In 100 days, on Oct. 1, the next significant provision kicks in. On that day, those eligible can begin enrolling in insurance programs, with coverage beginning in January. You're eligible if you don't have insurance from your employer, or if that insurance costs too much—more than 9.5 percent of your income. Between now and then, the administration has a lot to accomplish.
There are, arguably, two big things that need to happen between now and October. The first is technical: The federal government needs to finish building the infrastructure that allows multiple government agencies to transmit information, determining whether an individual should qualify for tax subsidies. This is a really big lift that means connecting Health and Human Services, Treasury, Homeland Security and other agencies in a way that has never really happened before.
Also in the technical arena, the federal government needs to finish building the federal exchange, an online portal that most states will have their residents use to purchase health insurance. Fifteen states are also in the midst of putting finishing touches on the insurance markets they opted to run. [...]
There’s one other task on the Obama administration’s plate just as big as technological work, and that’s outreach. Even if the technological launch goes off without a hitch, that won’t be much good if no shoppers show up to the marketplace.
On the second issue, the non-profit Enroll America has launched an education and enrollment campaign, reaching out to churches, local assistance offices, anywhere people who might be eligible might turn up as well as launching a massive media campaign.
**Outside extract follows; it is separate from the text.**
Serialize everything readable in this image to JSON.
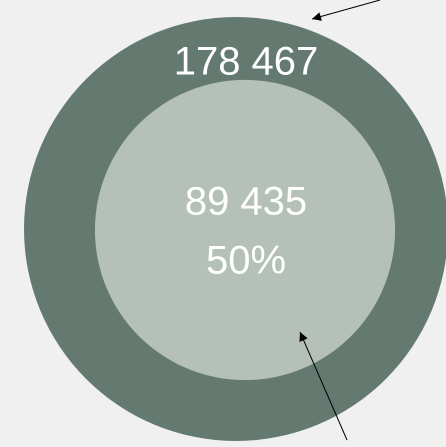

That's obviously a pretty significant help. On the technical side, the
to-do list to make sure all those people being told about how to get in the program have a program to get into is huge. It includes making sure that the 17 states who are launching their own exchanges have final approval. Which means those 17 states have to have exchanges ready to start taking people on Oct. 1. In six states, the feds have to figure out a partnership with the state governments, all of which will vary. In 27 states, they have to set up the entire exchange.
That's just the beginning of the list. Sarah Kliff identifies another 40 or so. It's an awful lot of work to compress into 100 days, and much of it—thanks to Republicans—has been delayed and delayed because of litigation, because of defunding efforts, and because of just plain old obstruction at all levels. And that obstruction isn't likely to end, at least not from Republican states, since they are counting on Obamacare's first year being a fiasco to run on for 2014. In other words, it's going to be a long 100 days.